Um combatente, diz ele, finalmente disse: “Tudo bem, levantem e vão embora”. Eles fugiram para o mato.
“Meus irmãos”, acrescenta, “não me deixaram para trás.”
“Caminhamos por cerca de 10 minutos, descansamos por 10 minutos e continuamos até encontrarmos paz.”

Na tenda ao lado, na clínica administrada pela organização humanitária Médicos Sem Fronteiras (MSF), Yusra Ibrahim Mohamed descreve a decisão de fugir da cidade após a morte de seu marido, um soldado do exército sudanês.
“Meu marido era da artilharia”, diz ela. “Ele estava voltando para casa e foi morto durante os ataques.”
“Mantivemos a calma. Então os confrontos e ataques continuaram. Conseguimos escapar.”
“Saímos há três dias”, diz ela, “nos afastando em direções diferentes das áreas de artilharia. As pessoas que nos guiavam não sabiam o que estava acontecendo.”
“Se alguém resistisse, era espancado ou roubado. Levavam tudo o que você tinha. As pessoas podiam até ser executadas.” “Vi corpos mortos nas ruas.”

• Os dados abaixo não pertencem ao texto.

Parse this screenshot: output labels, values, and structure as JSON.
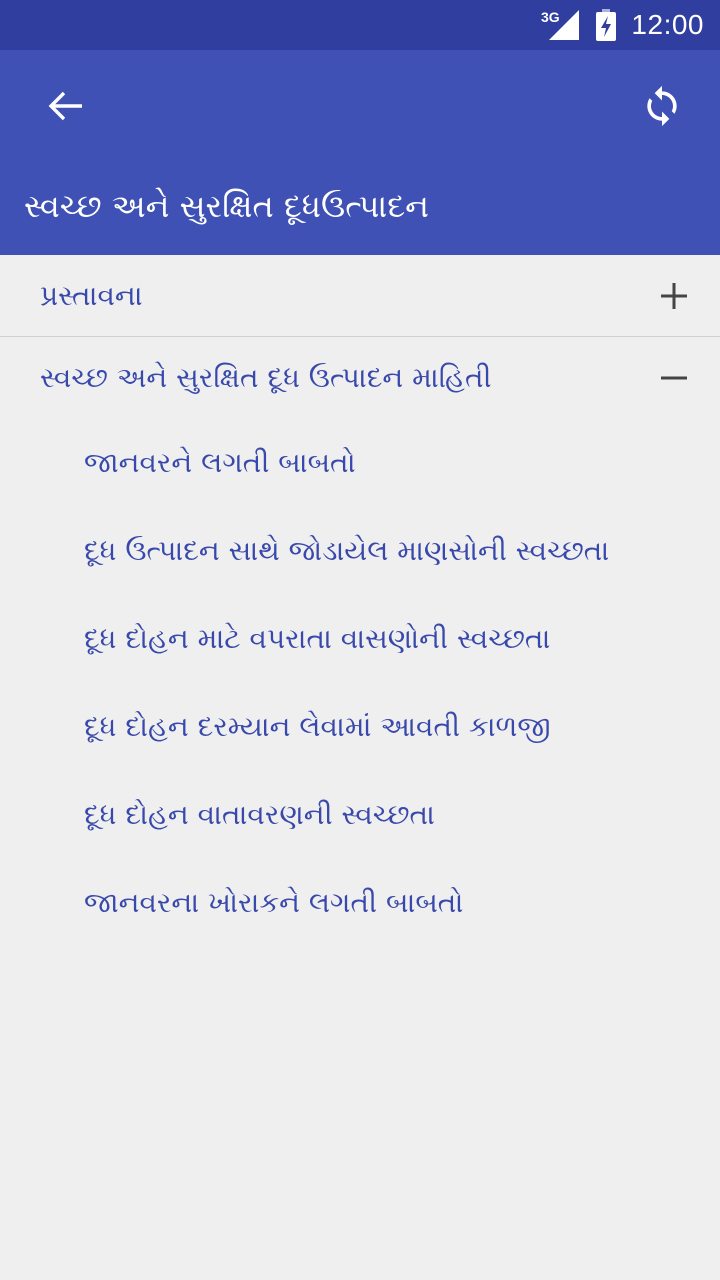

Alfadil Dukhan trabalha na clínica da MSF.
Ele e seus colegas têm prestado atendimento de emergência aos que chegam – entre eles, diz ele, estão 500 que precisam de tratamento médico urgente.
“A maioria dos recém-chegados são idosos, mulheres ou crianças”, diz o médico.
“Os feridos estão sofrendo, e alguns deles já sofreram amputações.”
“Então eles estão realmente sofrendo muito. E estamos tentando apenas lhes dar algum apoio e algum atendimento médico.”
Os que chegaram esta semana a Tawila juntam-se às centenas de milhares que fugiram das ondas anteriores de violência em el-Fasher.
Antes de ser tomada pelas RSF no domingo, a cidade esteve sitiada por 18 meses.
Os que ficaram presos lá dentro foram bombardeados por uma saraivada de artilharia mortal e ataques aéreos enquanto o exército e os paramilitares lutavam por el-Fasher.
A população também foi mergulhada em uma grave crise de fome devido a um bloqueio de suprimentos e ajuda imposto pelas RSF.
Centenas de milhares de pessoas foram deslocadas em abril, quando as Forças de Apoio Rápido (RSF) assumiram o controle do campo de Zamzam, próximo à cidade, que na época era um dos principais locais de acolhimento de pessoas forçadas a fugir dos combates em outras regiões.

Alguns especialistas expressaram preocupação com o número relativamente baixo de pessoas que chegam a lugares como Tawila neste momento.
“Este é, na verdade, um ponto de preocupação para nós”, diz Caroline Bouvoir, que trabalha com refugiados no vizinho Chade para a agência humanitária Solidarités International.
“Nos últimos dias, chegaram cerca de 5.000 pessoas, o que, considerando que acreditamos que havia cerca de um quarto de milhão de pessoas ainda na cidade, obviamente não é muita gente”, afirma.
“Vemos as condições em que se encontram aqueles que chegaram. Estão extremamente desnutridos, desidratados, doentes ou feridos, e claramente traumatizados com o que viram na cidade ou na estrada.”
“Acreditamos que muitas pessoas estão presas em diferentes locais entre Tawila e el-Fasher, sem conseguir avançar, seja por causa de sua condição física ou pela insegurança na estrada, onde milícias infelizmente atacam pessoas que tentam encontrar um refúgio seguro.”
Para Ezzeldin, o alívio de ter chegado em segurança é atenuado pelos temores por aqueles que ainda estão atrás dele na jornada.
“Minha mensagem é que as estradas públicas devem ser protegidas para os cidadãos”, implora ele, “ou que ajuda humanitária seja enviada às ruas.”
“As pessoas estão em estado crítico – não conseguem se mover, falar ou pedir ajuda. A ajuda deve chegar até elas, porque muitas estão desaparecidas e sofrendo.”